TRIBUNNEWS.COM, JAKARTA - Karopengmas Divisi Humas Polri Brigjen Pol. Rikwanto memahami kekhawatiran perusahaan pembiayaan ketika banyak debiturnya yang menunggak angsuran bahkan alami kredit macet.
Namun ia tidak membenarkan ketika perusahaan pembiayaan menggandeng pihak ketiga dalam hal ini kelompok debt collectoruntuk melakukan eksekusi fidusia dengan cara-cara kekerasan dan melanggar hukum.
Ia mencontohkan, sejumlah aksi debt collector berujung pada ditersangkakannya para penagih utang itu ketika melakukan perampasan bahkan aksi kekerasan terhadap nasabah.
Bahkan, pernah ada nasabah yang hingga tewas karena dianiaya para debt collector.
"Misal saja dalam kasus kredit macet kendaraan.

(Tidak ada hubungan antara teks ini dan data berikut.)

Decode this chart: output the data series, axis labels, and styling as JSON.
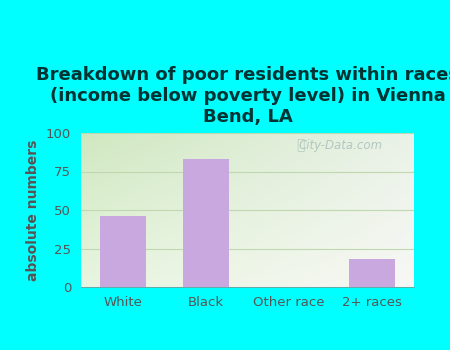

Kalau satu dua yang bermasalah mungkin tidak begitu berpengaruh. Namun jika yang nunggak ribuan kendaraan, itu nilai kerugiannya bisa puluhan miliar," jelas Brigjen Rikwanto dalam seminar bertajuk "Teknis dan Strategi Dalam Pelaksanaan Eksekusi Jaminan Fidusia" di Balai Kartini, Selasa (26/9).
Tak ingin bisnisnya goyang, perusahaan pembiayaan kemudian menggandeng pihak ketiga untuk laksanakan penagihan atau eksekusi fidusia.

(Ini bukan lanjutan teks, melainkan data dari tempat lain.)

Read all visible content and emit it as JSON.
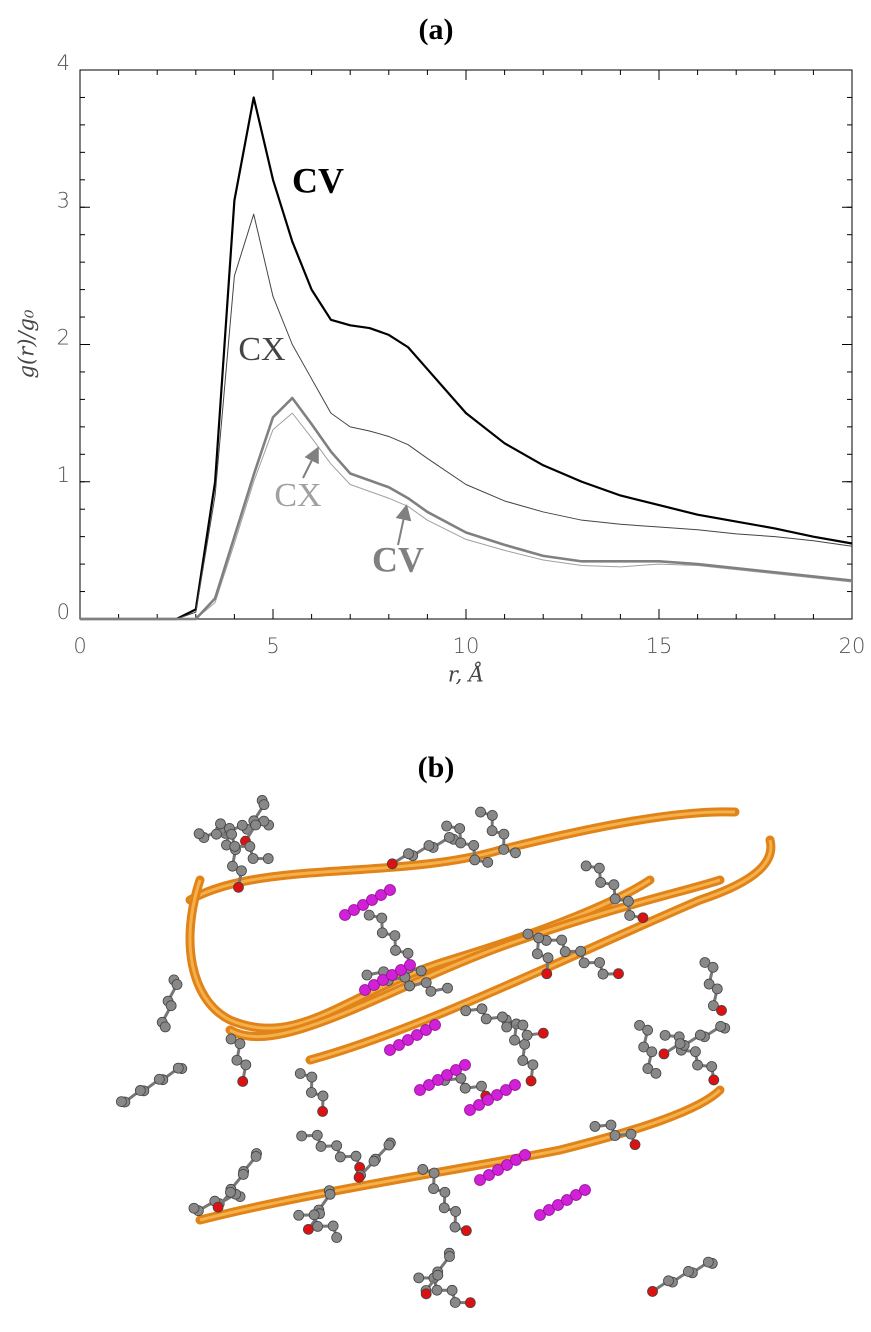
{
  "chart_data": {
    "type": "line",
    "title": "(a)",
    "x_label": "r, Å",
    "y_label": "g(r)/g₀",
    "x": [
      0,
      1,
      2,
      2.5,
      3,
      3.5,
      4,
      4.5,
      5,
      5.5,
      6,
      6.5,
      7,
      7.5,
      8,
      8.5,
      9,
      10,
      11,
      12,
      13,
      14,
      15,
      16,
      17,
      18,
      19,
      20
    ],
    "series": [
      {
        "name": "CV",
        "color": "#000000",
        "values": [
          0,
          0,
          0,
          0,
          0.07,
          1.0,
          3.05,
          3.8,
          3.2,
          2.75,
          2.4,
          2.18,
          2.14,
          2.12,
          2.07,
          1.98,
          1.82,
          1.5,
          1.28,
          1.12,
          1.0,
          0.9,
          0.83,
          0.76,
          0.71,
          0.66,
          0.6,
          0.55
        ]
      },
      {
        "name": "CX",
        "color": "#444444",
        "values": [
          0,
          0,
          0,
          0,
          0.05,
          0.9,
          2.5,
          2.95,
          2.35,
          2.0,
          1.75,
          1.5,
          1.4,
          1.37,
          1.33,
          1.27,
          1.17,
          0.98,
          0.86,
          0.78,
          0.72,
          0.69,
          0.67,
          0.65,
          0.62,
          0.6,
          0.57,
          0.53
        ]
      },
      {
        "name": "CX",
        "color": "#a0a0a0",
        "values": [
          0,
          0,
          0,
          0,
          0,
          0.12,
          0.55,
          1.0,
          1.38,
          1.5,
          1.32,
          1.13,
          0.98,
          0.93,
          0.88,
          0.82,
          0.72,
          0.58,
          0.5,
          0.43,
          0.39,
          0.38,
          0.4,
          0.39,
          0.36,
          0.33,
          0.3,
          0.27
        ]
      },
      {
        "name": "CV",
        "color": "#808080",
        "values": [
          0,
          0,
          0,
          0,
          0,
          0.15,
          0.6,
          1.05,
          1.47,
          1.61,
          1.42,
          1.22,
          1.06,
          1.01,
          0.96,
          0.88,
          0.78,
          0.63,
          0.54,
          0.46,
          0.42,
          0.42,
          0.42,
          0.4,
          0.37,
          0.34,
          0.31,
          0.28
        ]
      }
    ],
    "xlim": [
      0,
      20
    ],
    "xticks": [
      0,
      5,
      10,
      15,
      20
    ],
    "ylim": [
      0,
      4
    ],
    "yticks": [
      0,
      1,
      2,
      3,
      4
    ]
  },
  "panel_b": {
    "title": "(b)"
  }
}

"Semisal Mata Elang beroperasi dengan mencegat di jalan. Secara strategi bagus bagus saja, tapi ada dramatisasi saat mereka mencegat. Ada yang pakai motor itu bukan yang punya, sehingga mereka berteriak-teriak, menimbulkan perkelahian bahkan ada yang berujung ke laporan kepolisian," jelasnya.
Oleah karenanya, Brigjen Rikwanto meminta perusahaan pembiayaan untuk mematuhi Peraturan Kapolri Nomor 8 tahun 2011 tentang Pengamanan Eksekusi Fidusia agar tidak terjadi hal-hal yang tak diinginkan ketika proses eksekusi fidusia.
"Lembaga pembiayaan tidak ada perlindungan yamg memadai dan sangat rentan untuk gagal programnya. Adanya Perkap ini bisa jadi solusi kalau perusahaan finance bisa menjalankannya."